Alternatively, the smart ones will make the effort to learn, rely on experts and realise a brand is not just a name, logo or tagline. They’ll figure that there are more ways and means and touch-points to define a brand, than just big-ticket advertising campaigns, gimmicks or stunts. They understand that a brand is the heart and soul of the business model and the one thing that aligns every element and stakeholder in the business. (The diagram is badly reconstructed but the point is valid)
A brand is never a calculation of how much you can spend but a calculus of how your people, customers and vendors feel about your product, service or interaction. It’s the personality, tone of voice, first impression, collective experience and cumulative EQ of your ‘product product product’.
A good product, that is easy to use, is aesthetically sound and does a good job of whatever it is claiming it can do, is hygiene. It’s what the customer pays for. A great brand is a feeling that stays long after the business is concluded and crystallises into a belief about what this particular purchase decision says about the buyer.

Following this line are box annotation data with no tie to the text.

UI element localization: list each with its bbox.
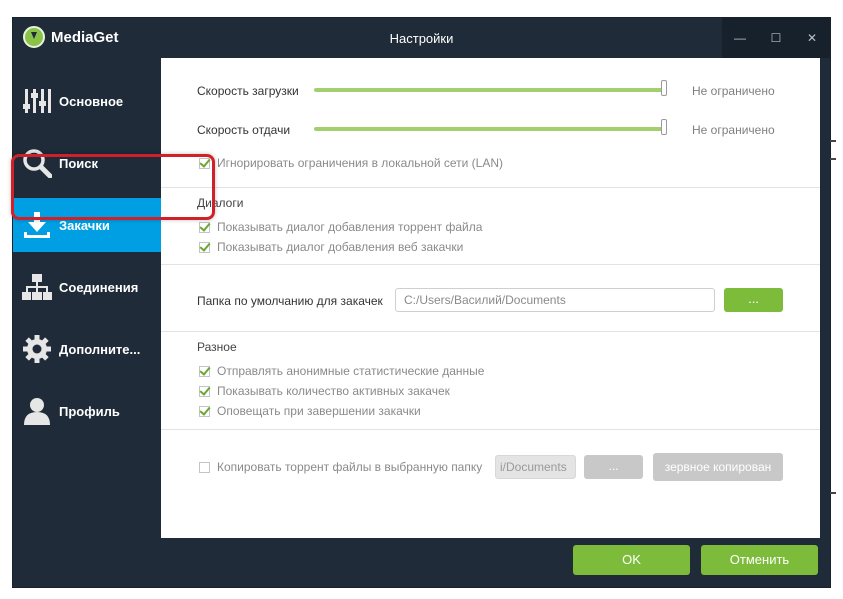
sidebar-item-connections[interactable]: Соединения [13, 259, 161, 315]
settings-window: MediaGet Настройки — ☐ ✕ Основное Поиск … [11, 18, 830, 587]
download-speed-label: Скорость загрузки [197, 84, 299, 98]
checkbox-box[interactable] [199, 385, 210, 397]
send-stats-checkbox[interactable]: Отправлять анонимные статистические данн… [199, 364, 484, 378]
checkbox-box[interactable] [199, 221, 210, 233]
notify-complete-checkbox[interactable]: Оповещать при завершении закачки [199, 404, 421, 418]
sidebar-item-label: Основное [59, 93, 124, 109]
ignore-lan-checkbox[interactable]: Игнорировать ограничения в локальной сет… [199, 156, 503, 170]
divider [161, 187, 820, 188]
settings-panel: Скорость загрузки Не ограничено Скорость… [161, 58, 820, 538]
upload-speed-label: Скорость отдачи [197, 123, 291, 137]
copy-torrent-label: Копировать торрент файлы в выбранную пап… [217, 460, 483, 474]
divider [161, 331, 820, 332]
sidebar-item-advanced[interactable]: Дополните... [13, 321, 161, 377]
cancel-button[interactable]: Отменить [701, 545, 818, 575]
upload-speed-slider-thumb[interactable] [661, 119, 667, 135]
divider [161, 429, 820, 430]
checkbox-box[interactable] [199, 461, 210, 473]
backup-button[interactable]: зервное копирован [653, 453, 783, 481]
background-mark [830, 140, 836, 142]
checkbox-box[interactable] [199, 241, 210, 253]
show-web-dialog-label: Показывать диалог добавления веб закачки [217, 240, 464, 254]
copy-browse-button[interactable]: ... [584, 455, 643, 479]
window-title: Настройки [389, 31, 454, 46]
default-folder-label: Папка по умолчанию для закачек [197, 294, 383, 308]
annotation-highlight [11, 154, 215, 220]
misc-section-title: Разное [197, 340, 237, 354]
background-mark [830, 158, 836, 160]
sidebar-item-label: Дополните... [59, 341, 141, 357]
divider [161, 264, 820, 265]
upload-speed-value: Не ограничено [692, 123, 775, 137]
background-mark [830, 492, 836, 494]
notify-complete-label: Оповещать при завершении закачки [217, 404, 421, 418]
title-bar[interactable]: MediaGet Настройки — ☐ ✕ [13, 18, 830, 58]
sidebar-item-basic[interactable]: Основное [13, 73, 161, 129]
sidebar: Основное Поиск Закачки Соединения Дополн… [13, 58, 161, 538]
show-active-count-checkbox[interactable]: Показывать количество активных закачек [199, 384, 450, 398]
network-icon [22, 272, 52, 302]
sidebar-item-profile[interactable]: Профиль [13, 383, 161, 439]
checkbox-box[interactable] [199, 405, 210, 417]
checkbox-box[interactable] [199, 365, 210, 377]
copy-torrent-checkbox[interactable]: Копировать торрент файлы в выбранную пап… [199, 460, 482, 474]
copy-folder-input[interactable]: i/Documents [495, 455, 576, 479]
browse-folder-button[interactable]: ... [724, 288, 783, 312]
ignore-lan-label: Игнорировать ограничения в локальной сет… [217, 156, 504, 170]
show-torrent-dialog-checkbox[interactable]: Показывать диалог добавления торрент фай… [199, 220, 482, 234]
download-speed-value: Не ограничено [692, 84, 775, 98]
ok-button[interactable]: OK [573, 545, 690, 575]
minimize-button[interactable]: — [722, 18, 758, 58]
maximize-button[interactable]: ☐ [758, 18, 794, 58]
show-web-dialog-checkbox[interactable]: Показывать диалог добавления веб закачки [199, 240, 463, 254]
show-active-count-label: Показывать количество активных закачек [217, 384, 450, 398]
upload-speed-slider[interactable] [314, 127, 664, 131]
download-speed-slider-thumb[interactable] [661, 80, 667, 96]
show-torrent-dialog-label: Показывать диалог добавления торрент фай… [217, 220, 483, 234]
close-button[interactable]: ✕ [794, 18, 830, 58]
window-controls: — ☐ ✕ [722, 18, 830, 58]
sliders-icon [22, 86, 52, 116]
download-speed-slider[interactable] [314, 88, 664, 92]
default-folder-input[interactable]: C:/Users/Василий/Documents [395, 288, 715, 312]
user-icon [22, 396, 52, 426]
sidebar-item-label: Профиль [59, 403, 120, 419]
sidebar-item-label: Соединения [59, 279, 139, 295]
send-stats-label: Отправлять анонимные статистические данн… [217, 364, 485, 378]
gear-icon [22, 334, 52, 364]
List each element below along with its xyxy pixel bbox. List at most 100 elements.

A brand is not a stimulus, that’s the role of the product. A brand is a response that empowers businesses to short circuit their customer lifecycles and moves the conversation from the who and the why to the what and the how of the business; shifting the decision making from price to value. A brand defines and justifies, by the power vested in them by the customers, the premium a product can charge, the profit the company can make and the cool social status it can achieve.
Take the epitome of brand ecosystems for instance – Apple. For them, it’s not a question of the millions spent on branding. Rather they focus on the product features only and never on creating content or campaigns pushing their brand story or ‘corporate vision’. It’s the hours, months, blood, sweat and tears they put into defining, aligning and sustaining their approach towards design, product, employees, developers, vendors and customers. It’s this intensity and consistency across every touchpoint, with a story of its own, that becomes their brand story.
The rest is all bells and whistles and cherries on top which an army of loyalists fill in on their own. That’s the power of a brand. Clutter cutting, impacting cultures, behaviours and belief systems beyond the socio-economics and geopolitics of the world. A great brand will visualise, define and commit to what they want to achieve, and then put everything they have into empowering everybody around, from employees, customers and haters to propel them there.
A minimum viable product (MVP) is a great product strategy but entering the market with a minimum viable brand (loosely defined, poorly designed & meagrely aligned) is bad customer strategy and betrays a lack of self-belief or foresight or both.
As a customer, in most instances, I’m exposed to the brand environment of the product or service before I arrive at the transaction environment, where it really matters for the business. The brand environment is where the conversions happen, and I decide whether I want to proceed on a leap of faith or turn back and move on. The decision should have been natural and logical but now rests upon how inclined I am to walk through an unpainted hallway and buy what’s behind door number one, helping generate money for the hallway to be painted for the people who come in after me. The average customer might not articulate the absence of branding correctly, but this pretty close to how it feels.